The Federal Reserve Board (the "FRB") and the Securities and Exchange Commission ("SEC") have entered into a Memorandum of Understanding ("MOU") providing for collaboration between the two agencies in areas of mutual supervisory interest. The MOU establishes a framework for coordinated regulation and information sharing between the FRB and the SEC, and is intended to enhance financial market stability, as well as to allow for more efficient regulation by both agencies. The MOU provides that:

  • The agencies will coordinate supervision and regulation in areas of common interest, including bank brokerage activities and anti-money laundering. In addition to sharing information, the collaboration also will include coordination of examinations and visitations, periodic meetings, and consultations on matters of common interest.
  • The agencies will each inform the other of any issues which may affect the regulatory interests of the other, and provide the other with information regarding holding companies and bank holding companies, including their financial condition, internal controls, and funding sources.

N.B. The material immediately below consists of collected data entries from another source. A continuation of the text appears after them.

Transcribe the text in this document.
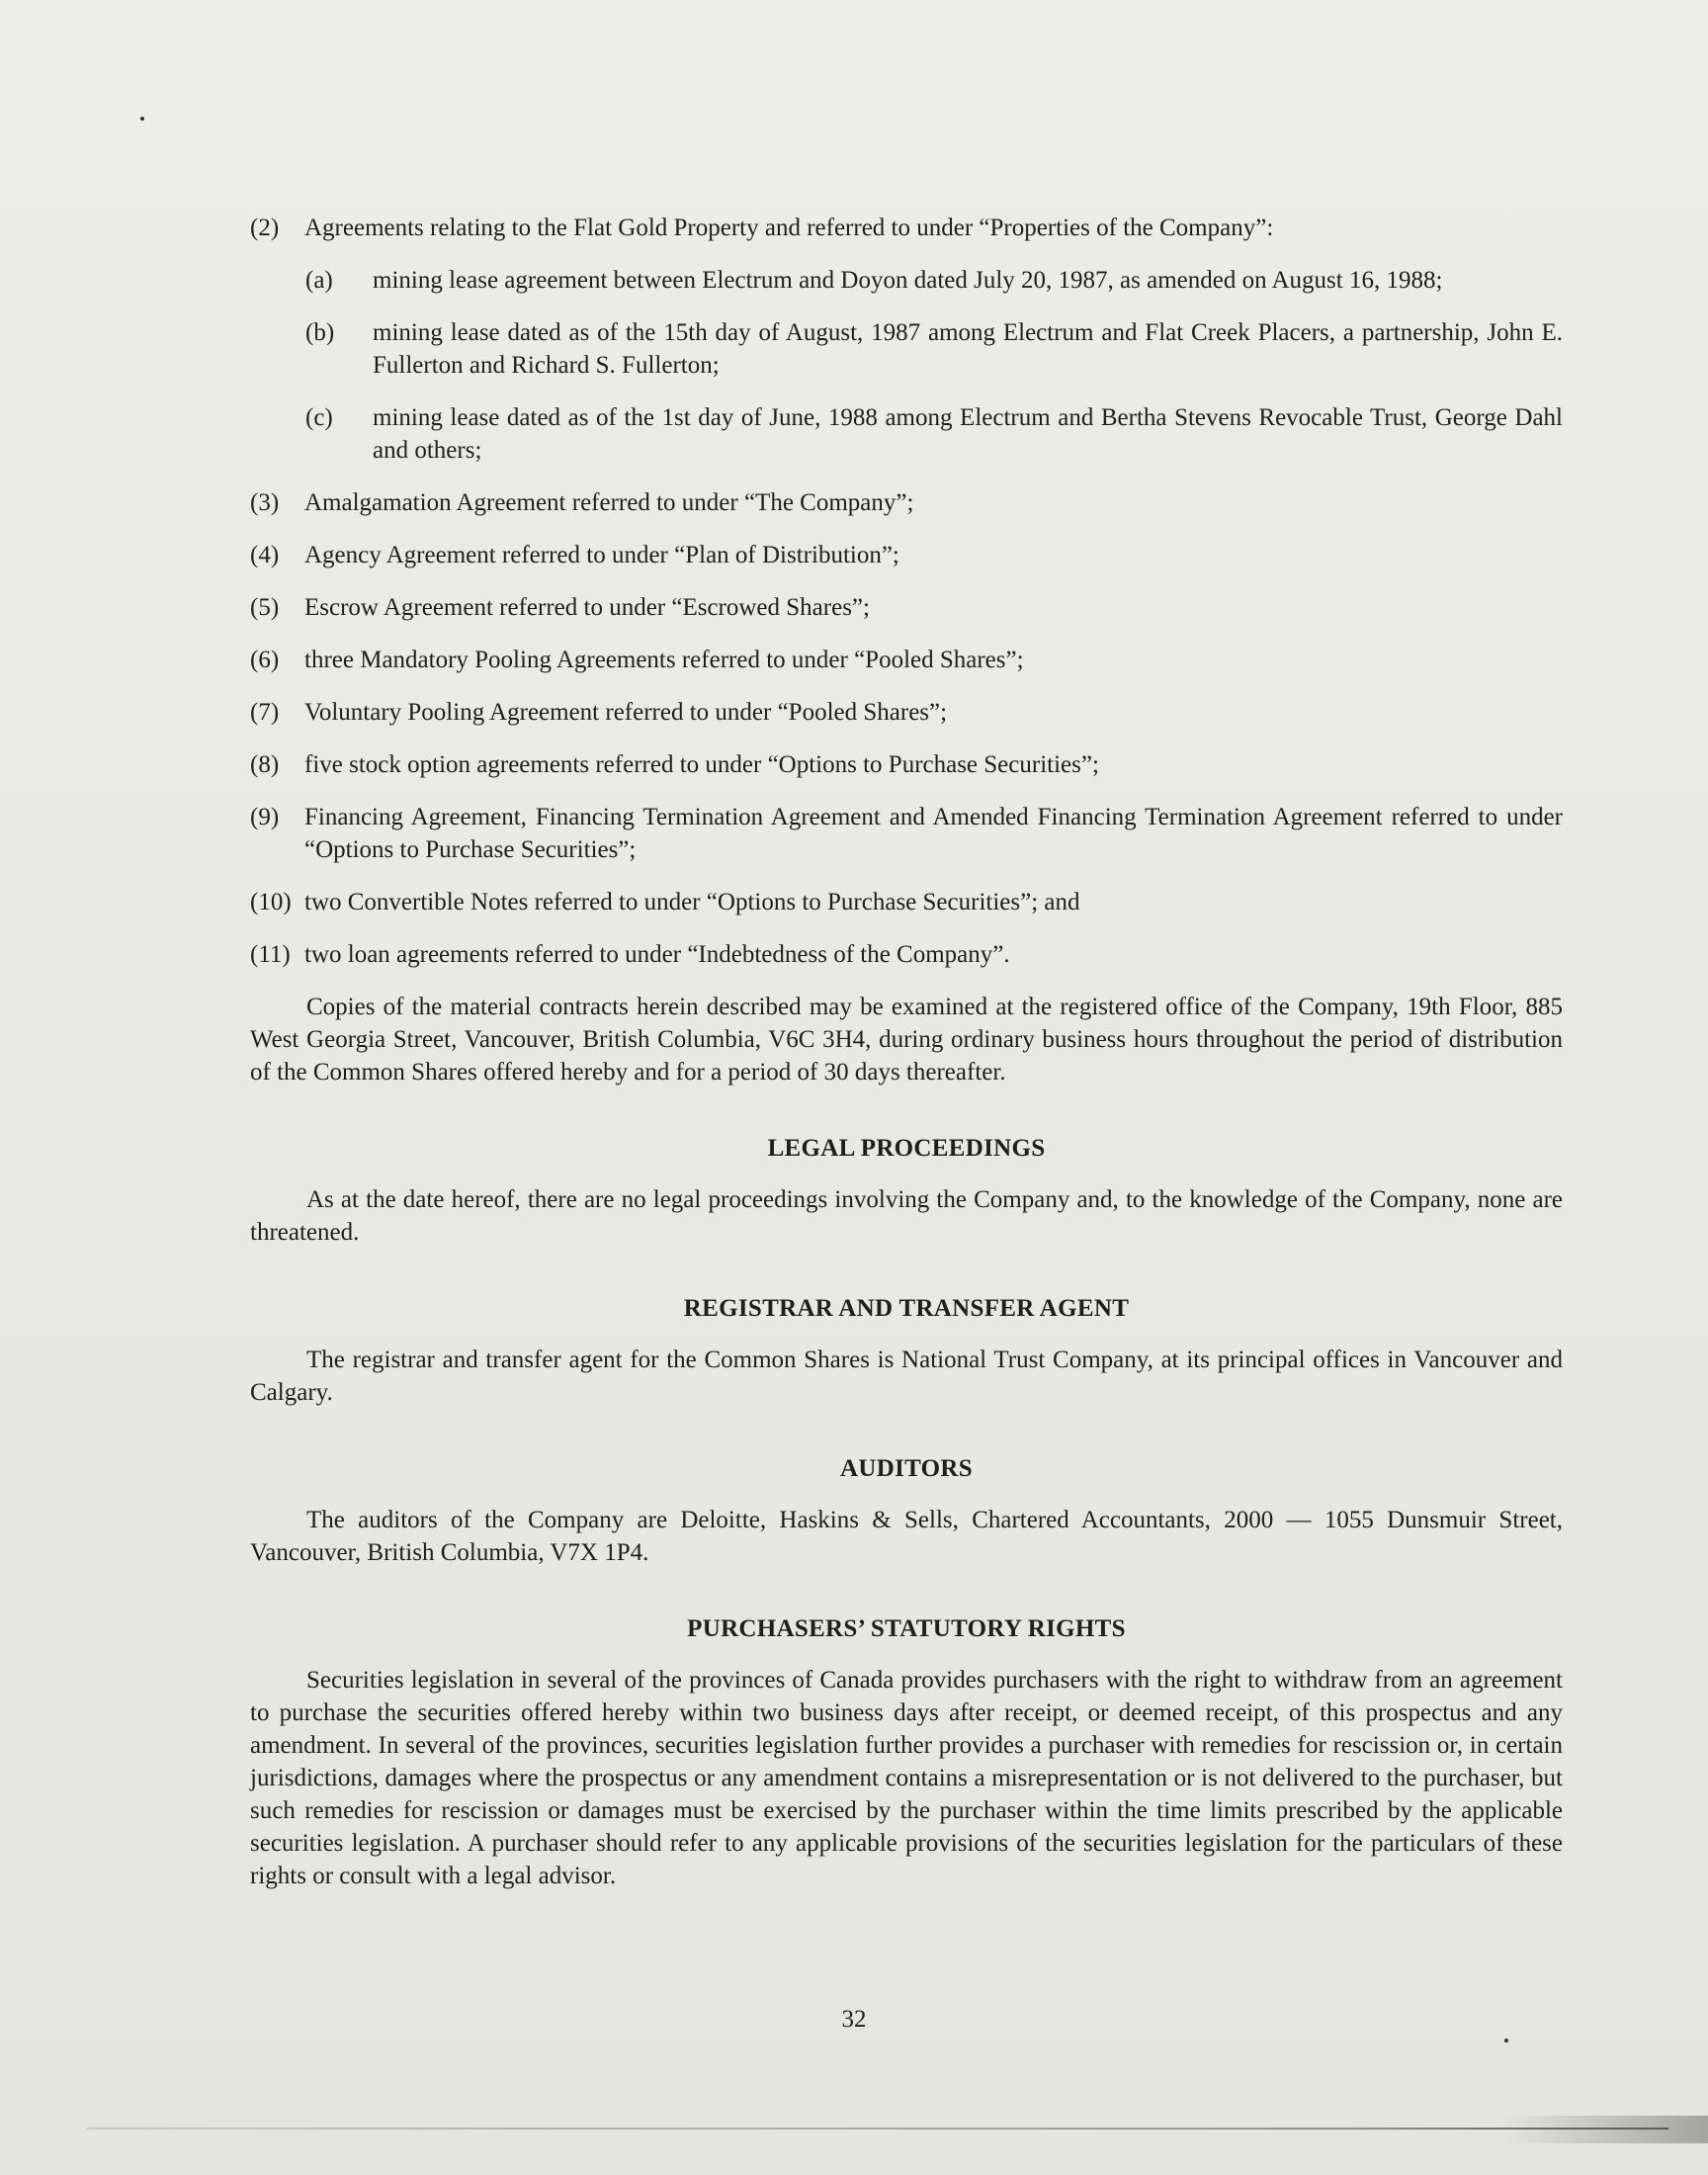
(2)	Agreements relating to the Flat Gold Property and referred to under “Properties of the Company”:
(a)	mining lease agreement between Electrum and Doyon dated July 20, 1987, as amended on August 16, 1988;
(b)	mining lease dated as of the 15th day of August, 1987 among Electrum and Flat Creek Placers, a partnership, John E. Fullerton and Richard S. Fullerton;
(c)	mining lease dated as of the 1st day of June, 1988 among Electrum and Bertha Stevens Revocable Trust, George Dahl and others;
(3)	Amalgamation Agreement referred to under “The Company”;
(4)	Agency Agreement referred to under “Plan of Distribution”;
(5)	Escrow Agreement referred to under “Escrowed Shares”;
(6)	three Mandatory Pooling Agreements referred to under “Pooled Shares”;
(7)	Voluntary Pooling Agreement referred to under “Pooled Shares”;
(8)	five stock option agreements referred to under “Options to Purchase Securities”;
(9)	Financing Agreement, Financing Termination Agreement and Amended Financing Termination Agreement referred to under “Options to Purchase Securities”;
(10) two Convertible Notes referred to under “Options to Purchase Securities”; and
(11) two loan agreements referred to under “Indebtedness of the Company”.

Copies of the material contracts herein described may be examined at the registered office of the Company, 19th Floor, 885 West Georgia Street, Vancouver, British Columbia, V6C 3H4, during ordinary business hours throughout the period of distribution of the Common Shares offered hereby and for a period of 30 days thereafter.

LEGAL PROCEEDINGS

As at the date hereof, there are no legal proceedings involving the Company and, to the knowledge of the Company, none are threatened.

REGISTRAR AND TRANSFER AGENT

The registrar and transfer agent for the Common Shares is National Trust Company, at its principal offices in Vancouver and Calgary.

AUDITORS

The auditors of the Company are Deloitte, Haskins & Sells, Chartered Accountants, 2000 — 1055 Dunsmuir Street, Vancouver, British Columbia, V7X 1P4.

PURCHASERS’ STATUTORY RIGHTS

Securities legislation in several of the provinces of Canada provides purchasers with the right to withdraw from an agreement to purchase the securities offered hereby within two business days after receipt, or deemed receipt, of this prospectus and any amendment. In several of the provinces, securities legislation further provides a purchaser with remedies for rescission or, in certain jurisdictions, damages where the prospectus or any amendment contains a misrepresentation or is not delivered to the purchaser, but such remedies for rescission or damages must be exercised by the purchaser within the time limits prescribed by the applicable securities legislation. A purchaser should refer to any applicable provisions of the securities legislation for the particulars of these rights or consult with a legal advisor.

32
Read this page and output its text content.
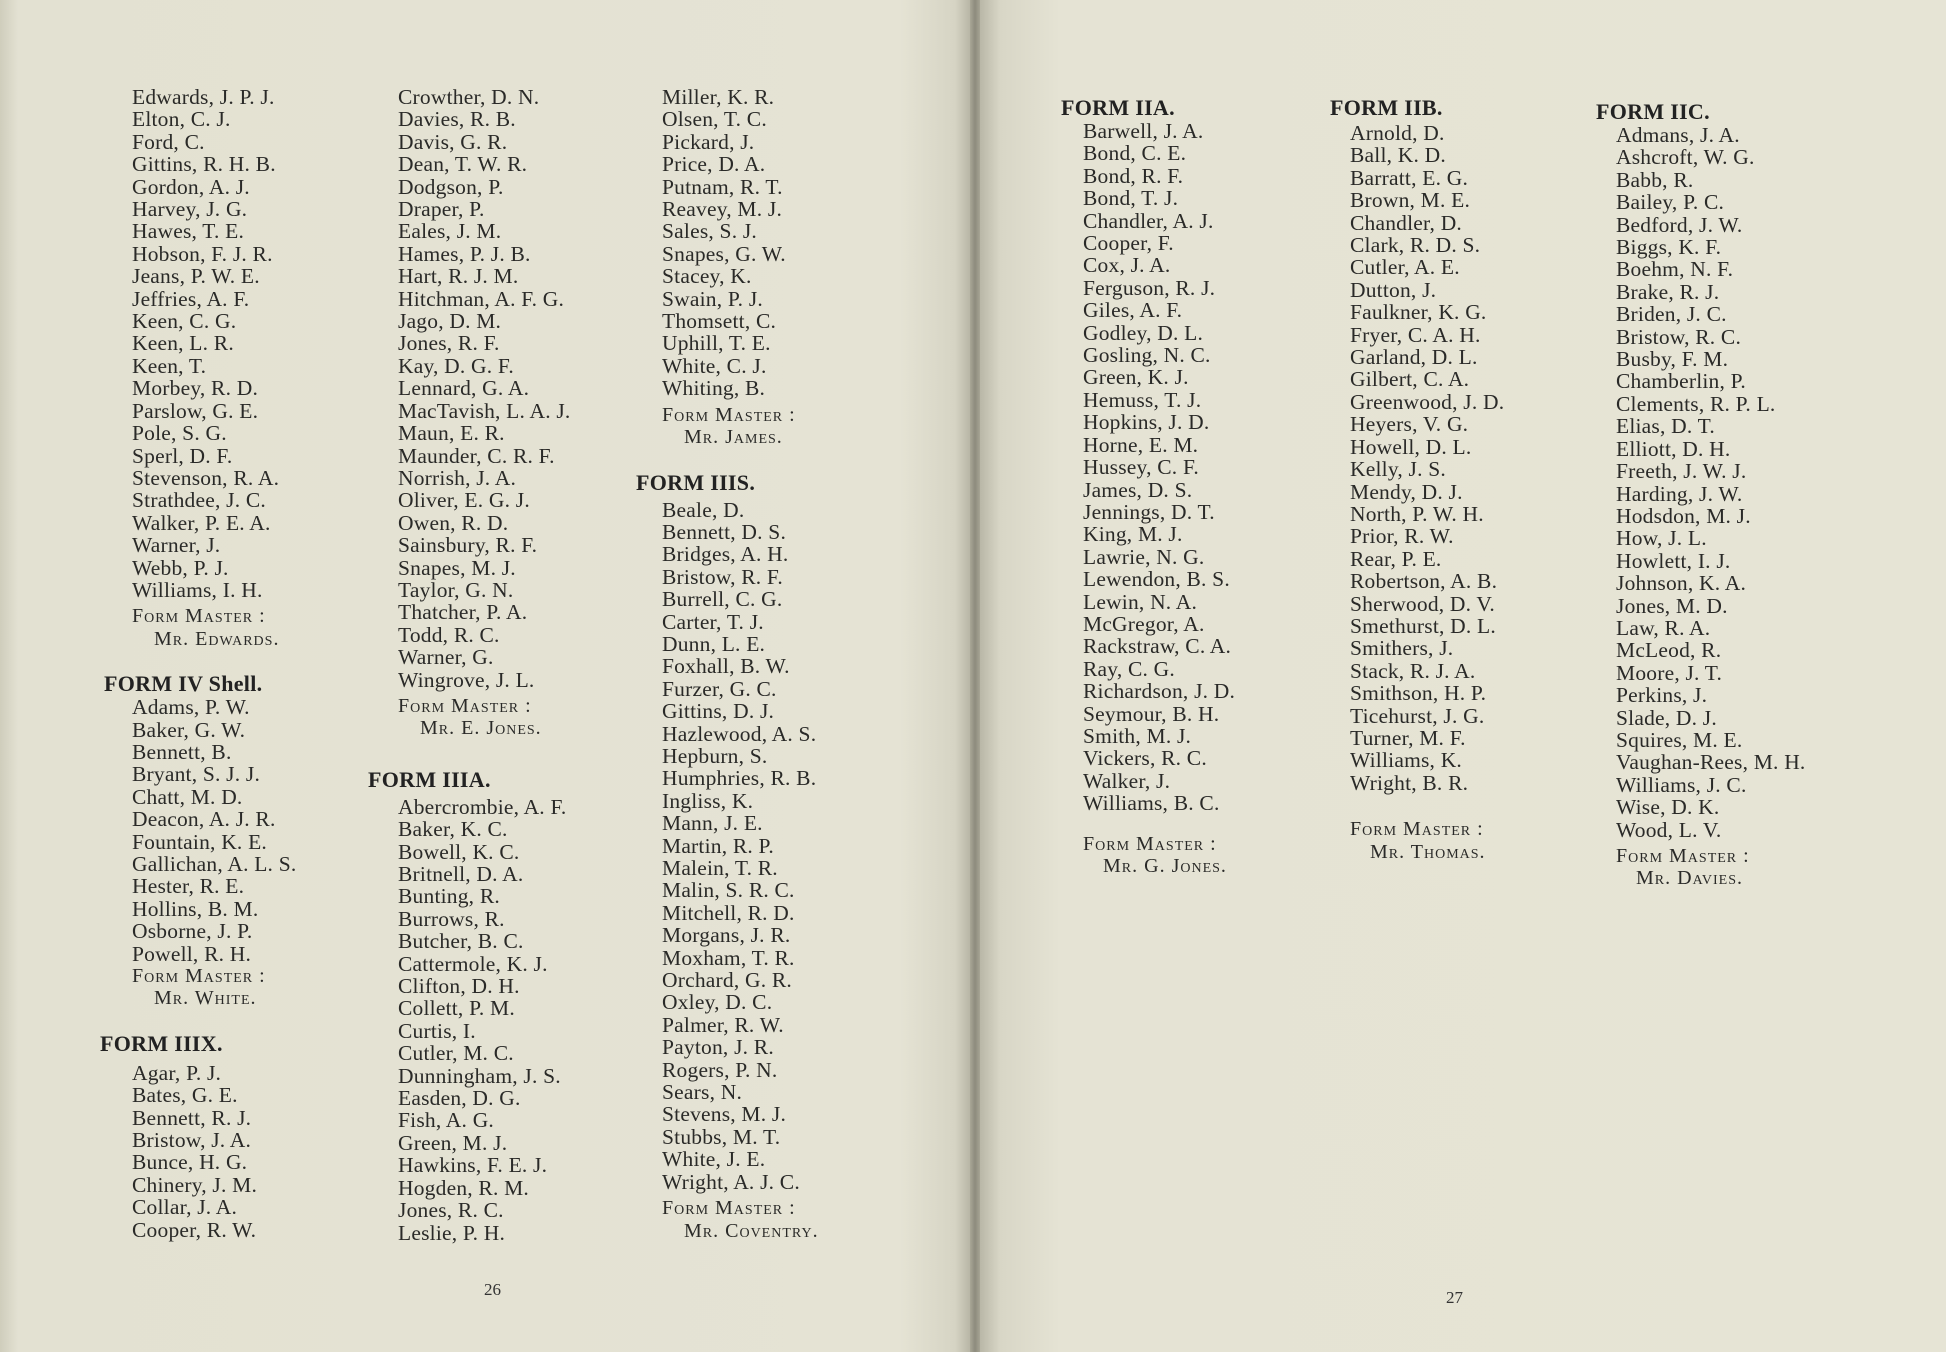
Edwards, J. P. J.
Elton, C. J.
Ford, C.
Gittins, R. H. B.
Gordon, A. J.
Harvey, J. G.
Hawes, T. E.
Hobson, F. J. R.
Jeans, P. W. E.
Jeffries, A. F.
Keen, C. G.
Keen, L. R.
Keen, T.
Morbey, R. D.
Parslow, G. E.
Pole, S. G.
Sperl, D. F.
Stevenson, R. A.
Strathdee, J. C.
Walker, P. E. A.
Warner, J.
Webb, P. J.
Williams, I. H.
Form Master :
Mr. Edwards.
FORM IV Shell.
Adams, P. W.
Baker, G. W.
Bennett, B.
Bryant, S. J. J.
Chatt, M. D.
Deacon, A. J. R.
Fountain, K. E.
Gallichan, A. L. S.
Hester, R. E.
Hollins, B. M.
Osborne, J. P.
Powell, R. H.
Form Master :
Mr. White.
FORM IIIX.
Agar, P. J.
Bates, G. E.
Bennett, R. J.
Bristow, J. A.
Bunce, H. G.
Chinery, J. M.
Collar, J. A.
Cooper, R. W.
Crowther, D. N.
Davies, R. B.
Davis, G. R.
Dean, T. W. R.
Dodgson, P.
Draper, P.
Eales, J. M.
Hames, P. J. B.
Hart, R. J. M.
Hitchman, A. F. G.
Jago, D. M.
Jones, R. F.
Kay, D. G. F.
Lennard, G. A.
MacTavish, L. A. J.
Maun, E. R.
Maunder, C. R. F.
Norrish, J. A.
Oliver, E. G. J.
Owen, R. D.
Sainsbury, R. F.
Snapes, M. J.
Taylor, G. N.
Thatcher, P. A.
Todd, R. C.
Warner, G.
Wingrove, J. L.
Form Master :
Mr. E. Jones.
FORM IIIA.
Abercrombie, A. F.
Baker, K. C.
Bowell, K. C.
Britnell, D. A.
Bunting, R.
Burrows, R.
Butcher, B. C.
Cattermole, K. J.
Clifton, D. H.
Collett, P. M.
Curtis, I.
Cutler, M. C.
Dunningham, J. S.
Easden, D. G.
Fish, A. G.
Green, M. J.
Hawkins, F. E. J.
Hogden, R. M.
Jones, R. C.
Leslie, P. H.
Miller, K. R.
Olsen, T. C.
Pickard, J.
Price, D. A.
Putnam, R. T.
Reavey, M. J.
Sales, S. J.
Snapes, G. W.
Stacey, K.
Swain, P. J.
Thomsett, C.
Uphill, T. E.
White, C. J.
Whiting, B.
Form Master :
Mr. James.
FORM IIIS.
Beale, D.
Bennett, D. S.
Bridges, A. H.
Bristow, R. F.
Burrell, C. G.
Carter, T. J.
Dunn, L. E.
Foxhall, B. W.
Furzer, G. C.
Gittins, D. J.
Hazlewood, A. S.
Hepburn, S.
Humphries, R. B.
Ingliss, K.
Mann, J. E.
Martin, R. P.
Malein, T. R.
Malin, S. R. C.
Mitchell, R. D.
Morgans, J. R.
Moxham, T. R.
Orchard, G. R.
Oxley, D. C.
Palmer, R. W.
Payton, J. R.
Rogers, P. N.
Sears, N.
Stevens, M. J.
Stubbs, M. T.
White, J. E.
Wright, A. J. C.
Form Master :
Mr. Coventry.
26
FORM IIA.
Barwell, J. A.
Bond, C. E.
Bond, R. F.
Bond, T. J.
Chandler, A. J.
Cooper, F.
Cox, J. A.
Ferguson, R. J.
Giles, A. F.
Godley, D. L.
Gosling, N. C.
Green, K. J.
Hemuss, T. J.
Hopkins, J. D.
Horne, E. M.
Hussey, C. F.
James, D. S.
Jennings, D. T.
King, M. J.
Lawrie, N. G.
Lewendon, B. S.
Lewin, N. A.
McGregor, A.
Rackstraw, C. A.
Ray, C. G.
Richardson, J. D.
Seymour, B. H.
Smith, M. J.
Vickers, R. C.
Walker, J.
Williams, B. C.
Form Master :
Mr. G. Jones.
FORM IIB.
Arnold, D.
Ball, K. D.
Barratt, E. G.
Brown, M. E.
Chandler, D.
Clark, R. D. S.
Cutler, A. E.
Dutton, J.
Faulkner, K. G.
Fryer, C. A. H.
Garland, D. L.
Gilbert, C. A.
Greenwood, J. D.
Heyers, V. G.
Howell, D. L.
Kelly, J. S.
Mendy, D. J.
North, P. W. H.
Prior, R. W.
Rear, P. E.
Robertson, A. B.
Sherwood, D. V.
Smethurst, D. L.
Smithers, J.
Stack, R. J. A.
Smithson, H. P.
Ticehurst, J. G.
Turner, M. F.
Williams, K.
Wright, B. R.
Form Master :
Mr. Thomas.
FORM IIC.
Admans, J. A.
Ashcroft, W. G.
Babb, R.
Bailey, P. C.
Bedford, J. W.
Biggs, K. F.
Boehm, N. F.
Brake, R. J.
Briden, J. C.
Bristow, R. C.
Busby, F. M.
Chamberlin, P.
Clements, R. P. L.
Elias, D. T.
Elliott, D. H.
Freeth, J. W. J.
Harding, J. W.
Hodsdon, M. J.
How, J. L.
Howlett, I. J.
Johnson, K. A.
Jones, M. D.
Law, R. A.
McLeod, R.
Moore, J. T.
Perkins, J.
Slade, D. J.
Squires, M. E.
Vaughan-Rees, M. H.
Williams, J. C.
Wise, D. K.
Wood, L. V.
Form Master :
Mr. Davies.
27
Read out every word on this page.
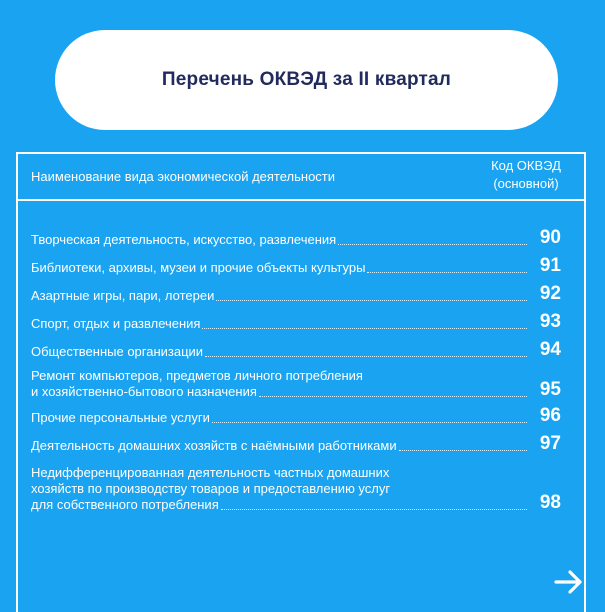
Перечень ОКВЭД за II квартал
Наименование вида экономической деятельности
Код ОКВЭД
(основной)
Творческая деятельность, искусство, развлечения	90
Библиотеки, архивы, музеи и прочие объекты культуры	91
Азартные игры, пари, лотереи	92
Спорт, отдых и развлечения	93
Общественные организации	94
Ремонт компьютеров, предметов личного потребления
и хозяйственно-бытового назначения	95
Прочие персональные услуги	96
Деятельность домашних хозяйств с наёмными работниками	97
Недифференцированная деятельность частных домашних
хозяйств по производству товаров и предоставлению услуг
для собственного потребления	98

Both agencies will share information and analysis regarding primary dealers and their holding companies and coordinate with each other in obtaining and analyzing information related to such entities, establishing applicable guidelines or rules, and monitoring compliance.
  • The FRB and the SEC will share information, including information that is non-public, relating to the Depository Trust Company, its affiliates, and transfer agents. They will also collaborate on anti-money laundering issues, with each agency to notify the other when a violation of the Bank Secrecy Act and related regulations is identified.

The MOU also establishes procedures for implementing and applying the Regulation R exemption from broker-dealer registration for banks engaging in brokerage activities. Any rules which are needed to implement the exemption are to be adopted jointly, as well as related interpretations and responses to no-action requests.

Although each agency will now have greater access to information concerning financial entities over which it traditionally did not have primary oversight, the MOU does not grant either agency any new authority, nor does it modify the existing supervisory powers and responsibilities of each agency. By formalizing procedures for coordination, the MOU is intended to allow the FRB and SEC to better carry out their regulation of the financial markets. The MOU also seems to signal a move towards a more centralized regulatory system with the FRB acting as the primary regulator, consistent with the long-term recommendations outlined in the Treasury Department's blueprint for financial reform.